SB 1271 would add accountability and transparency to the extension or renewal of no-bid contracts over $75 million by requiring state agencies to submit information on the terms and conditions of the contracts to the Joint Legislative Budget Committee. The Committee would then have the information necessary to conduct oversight hearings if needed before renewals or extensions.
“Transparency is non-partisan. No-bid state contracts should never become the norm, and when they are deemed necessary, there must be strict accountability to prevent waste, fraud and abuse,” said Wilk. “This bill is key in helping restore the public’s confidence in the contracting process.”
Since the beginning of the COVID-19 pandemic, state agencies have entered into nearly $12 billion in no-bid contracts for various pandemic-related goods or services. This bill was in response to a variety of concerns surrounding the state’s increasing use of no-bid contracts, including the auto-renewal of an unprecedented $1.7 billion contract with PerkinElmer for the state’s much-maligned and dysfunctional COVID-19 testing lab known as the Valencia Branch Laboratory (VBL).

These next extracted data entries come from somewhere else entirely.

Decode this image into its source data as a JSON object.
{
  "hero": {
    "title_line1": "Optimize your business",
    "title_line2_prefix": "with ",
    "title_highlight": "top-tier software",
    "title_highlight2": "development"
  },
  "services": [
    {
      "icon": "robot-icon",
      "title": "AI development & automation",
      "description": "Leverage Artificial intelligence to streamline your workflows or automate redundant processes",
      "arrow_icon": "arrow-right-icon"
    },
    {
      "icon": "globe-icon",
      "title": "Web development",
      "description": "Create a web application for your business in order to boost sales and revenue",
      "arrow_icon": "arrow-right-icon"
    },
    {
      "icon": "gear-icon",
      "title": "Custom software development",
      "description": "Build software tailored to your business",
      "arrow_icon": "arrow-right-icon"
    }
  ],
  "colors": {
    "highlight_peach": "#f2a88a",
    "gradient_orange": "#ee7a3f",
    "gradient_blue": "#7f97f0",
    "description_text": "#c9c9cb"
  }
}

Sacramento CBS 13 exposed the failures at the VBL over the course of the past year through multiple investigative stories.
Senate Republicans’ relentless demand for accountability and transparency resulted in the Newsom administration “quietly” notifying PerkinElmer that its contract was canceled earlier this year, but this is after the administration auto-renewed the contract in October despite Republican objections and calls for the release of an investigative report on the troubling deficiencies at the state-funded COVID lab conducted by the administration.
SB 1271 now heads to the Assembly floor for a vote and when it passes the Assembly, it will return to the Senate floor for a vote on concurrence before heading to the Governor’s desk for a signature or veto.